Jane was the first female senior vice president responsible for a team of eight. All the members were all men, all from the same region, all had similar university degrees. Jane came from another domain, not having gone to the same university as the others and not having followed the traditional path to be a VP. When she came to our first coaching session, she was angry and emotional. She felt isolated and left out.
“I don’t feel safe,” said Jane. “It’s horrible. I can’t sleep Sunday nights because I worry about how the meeting will be. I practice what I will say and how I will say it …”
I played back the words and asked Jane what it was like to listen to what she had said. What was the impact of her state of mind on her work? I encouraged her to find here-and-now examples relevant to her interpersonal interactions. I know that being vulnerable can be scary.
“It sounds exhausting, Jane. Is that the case?” Jane nodded.
“Do you think the others are feeling similar feelings?” I enquired.
Jane reflected, and I gently encouraged her to be curious and let the matter rest, saying that we could rethink it later on.
“Can we dig a bit deeper into this word safety?” I enquired.
“Yes,” Jane said.
“What’s not safe? Give me some more colour to the context.”
Indeed, challenging clients is essential in coaching. Otherwise, established patterns repeat themselves and never get resolved. I help my clients who are dealing with difficult dilemmas to assume responsibility so as to shake them up into becoming aware of a certain behaviour pattern. But I give feedback gently with the positive intention that I wish for them to improve. I endeavour to be generous and positive, and I avoid empty compliments. In this case, it was my responsibility to encourage Jane to assume responsibility. Jane saw that the problems were outside herself. I encouraged her to describe a real-life situation at work and to look at her role.
“Every Monday we have the executive committee meeting with the CEO and the executive leadership team, but I cannot concentrate. I have my script ready in my head in case I get asked a question….. but I feel judged. I’m not comfortable at all. I have a real fear that they are judging me.”
“Is there trust among team members?” I asked.
“I don’t know. Maybe not, maybe so. I don’t even think about it. I only worry about myself and how I come across.”
“Do you feel part of the team?”
“Yes, I do, ironically. I know that I am in the right place, I have the right skills, and I don’t feel like the poster girl or the token woman. It’s more about safety.”
We talked about the concept of psychological safety in teams. She had not heard this term before and was intrigued. So, I gave her an article to read before our next session. The article, “What Makes a Google Team Effective?” where it describes a series of interviews conducted with teams at Google. What they found was that there are five key dynamics that set successful teams apart. Number one is psychological safety. Fundamentally, this means that when a team has a high degree of psychological safety, they take risks without feeling insecure, embarrassed, or judged.
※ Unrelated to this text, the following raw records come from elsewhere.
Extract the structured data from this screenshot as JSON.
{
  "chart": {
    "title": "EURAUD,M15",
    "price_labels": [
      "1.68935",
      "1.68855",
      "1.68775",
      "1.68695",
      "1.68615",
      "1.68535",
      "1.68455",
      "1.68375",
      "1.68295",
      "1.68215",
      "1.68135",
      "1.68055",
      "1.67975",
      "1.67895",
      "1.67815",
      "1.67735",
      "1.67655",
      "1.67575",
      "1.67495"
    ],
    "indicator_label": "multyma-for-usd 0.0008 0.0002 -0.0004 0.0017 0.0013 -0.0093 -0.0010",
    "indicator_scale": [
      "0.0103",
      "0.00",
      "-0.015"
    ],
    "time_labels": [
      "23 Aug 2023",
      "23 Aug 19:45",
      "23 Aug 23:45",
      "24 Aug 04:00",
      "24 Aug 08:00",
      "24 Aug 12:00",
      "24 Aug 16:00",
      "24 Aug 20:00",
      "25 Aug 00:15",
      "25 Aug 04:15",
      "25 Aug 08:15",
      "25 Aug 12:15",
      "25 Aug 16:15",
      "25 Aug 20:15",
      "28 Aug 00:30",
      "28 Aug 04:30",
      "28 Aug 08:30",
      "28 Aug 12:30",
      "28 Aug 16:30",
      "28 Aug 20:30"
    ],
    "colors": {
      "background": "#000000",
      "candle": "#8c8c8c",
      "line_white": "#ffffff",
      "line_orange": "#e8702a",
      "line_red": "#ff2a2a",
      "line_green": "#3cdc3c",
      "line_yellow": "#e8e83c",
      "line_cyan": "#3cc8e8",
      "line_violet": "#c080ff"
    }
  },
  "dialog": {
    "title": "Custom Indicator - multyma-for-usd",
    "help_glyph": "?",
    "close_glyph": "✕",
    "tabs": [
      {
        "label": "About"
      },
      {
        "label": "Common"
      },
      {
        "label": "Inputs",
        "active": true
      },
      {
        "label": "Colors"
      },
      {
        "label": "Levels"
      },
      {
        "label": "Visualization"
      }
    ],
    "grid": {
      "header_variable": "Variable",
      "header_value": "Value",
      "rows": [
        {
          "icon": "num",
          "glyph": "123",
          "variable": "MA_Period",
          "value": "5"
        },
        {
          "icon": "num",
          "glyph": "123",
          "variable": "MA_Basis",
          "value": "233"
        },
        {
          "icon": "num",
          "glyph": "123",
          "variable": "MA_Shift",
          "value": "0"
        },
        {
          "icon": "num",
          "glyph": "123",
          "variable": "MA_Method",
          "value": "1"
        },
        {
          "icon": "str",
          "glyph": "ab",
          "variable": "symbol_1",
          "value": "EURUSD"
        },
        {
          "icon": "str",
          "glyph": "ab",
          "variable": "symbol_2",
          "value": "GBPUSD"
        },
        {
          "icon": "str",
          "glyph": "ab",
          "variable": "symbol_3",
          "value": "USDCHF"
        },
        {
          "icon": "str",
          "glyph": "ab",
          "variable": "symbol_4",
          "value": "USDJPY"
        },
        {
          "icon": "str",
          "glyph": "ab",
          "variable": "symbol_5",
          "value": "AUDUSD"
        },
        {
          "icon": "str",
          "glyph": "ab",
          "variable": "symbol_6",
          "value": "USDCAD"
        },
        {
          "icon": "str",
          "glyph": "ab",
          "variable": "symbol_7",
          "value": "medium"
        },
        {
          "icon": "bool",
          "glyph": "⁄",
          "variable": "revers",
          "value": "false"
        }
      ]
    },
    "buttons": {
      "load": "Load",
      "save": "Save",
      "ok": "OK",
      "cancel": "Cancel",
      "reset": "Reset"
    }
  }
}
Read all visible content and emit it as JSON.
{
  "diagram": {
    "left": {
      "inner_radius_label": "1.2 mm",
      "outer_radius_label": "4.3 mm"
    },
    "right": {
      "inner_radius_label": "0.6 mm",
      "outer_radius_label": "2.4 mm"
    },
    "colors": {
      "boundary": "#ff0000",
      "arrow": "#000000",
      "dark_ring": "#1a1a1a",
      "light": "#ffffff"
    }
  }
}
“I see that the processes and the content of our meetings could be so much riskier, more innovative, and definitely more creative if there were more safety. We are playing safe,” Jane said boldly in our next session. “I sensed something but could not name it, and maybe I did not have the courage to call it out.”
During the sessions that followed, Jane gradually came to an acceptance and understanding that the first changes she needed to make were within herself. She had thought about the concept of psychological safety and decided to take some responsibility and be accountable as the first step by talking about the concept with the group and outlining the benefits of psychological safety in teams.
“What I came to realise is that psychological safety is a shared belief. I can’t do this alone. We all have to encourage each other to check-in and challenge each other. What I was feeling was something everyone was feeling to some extent….. but we all have different ways of managing and manifesting it. I noticed it and named it. This was the first step in helping to create more psychological safety.”
Indeed, psychological safety means different things to different people. What is imperative is that its essence remains strong. Team members create an atmosphere where people can show up and be themselves creating a safe environment.
Once Jane had come to terms with what had to change, she dared herself, and in turn gave others in the team permission to be different, to act differently, and thus really get to the essence of what their purpose as a high-performing team was.
When our sessions were over, I shared the Glinda the Good Witch quote:
“You’ve always had the power, my dear. You just had to learn it for yourself.“
How to Get Out of Your Own Way: Reflection for Rewiring
Ask yourself the following questions, and answer them truthfully:
- What is it that makes it worth it for you to consider even changing?
- If things worked out exactly the way you wanted, what would be different?
- What are the pluses and minuses of changing and not changing?
- If this change were easy, would you want to make it?
- What makes it hard?
Part of the developmental process is reflective practice. This is a way of studying your own experiences to improve the way you act and react. The act of reflection is a great way to increase confidence and become a more proactive person. Engaging in reflective practice helps to improve the quality of people management.
It is a “sequence” because the action you take in the final stage will feedback into the first stage, beginning the process again. Following is the sequence:
- Description—What happened?
- Feelings—What did you think and feel about it?
- Evaluation—What were the positives and negatives?
- Analysis—What sense can you make of it?
- Conclusion—What else could you have done?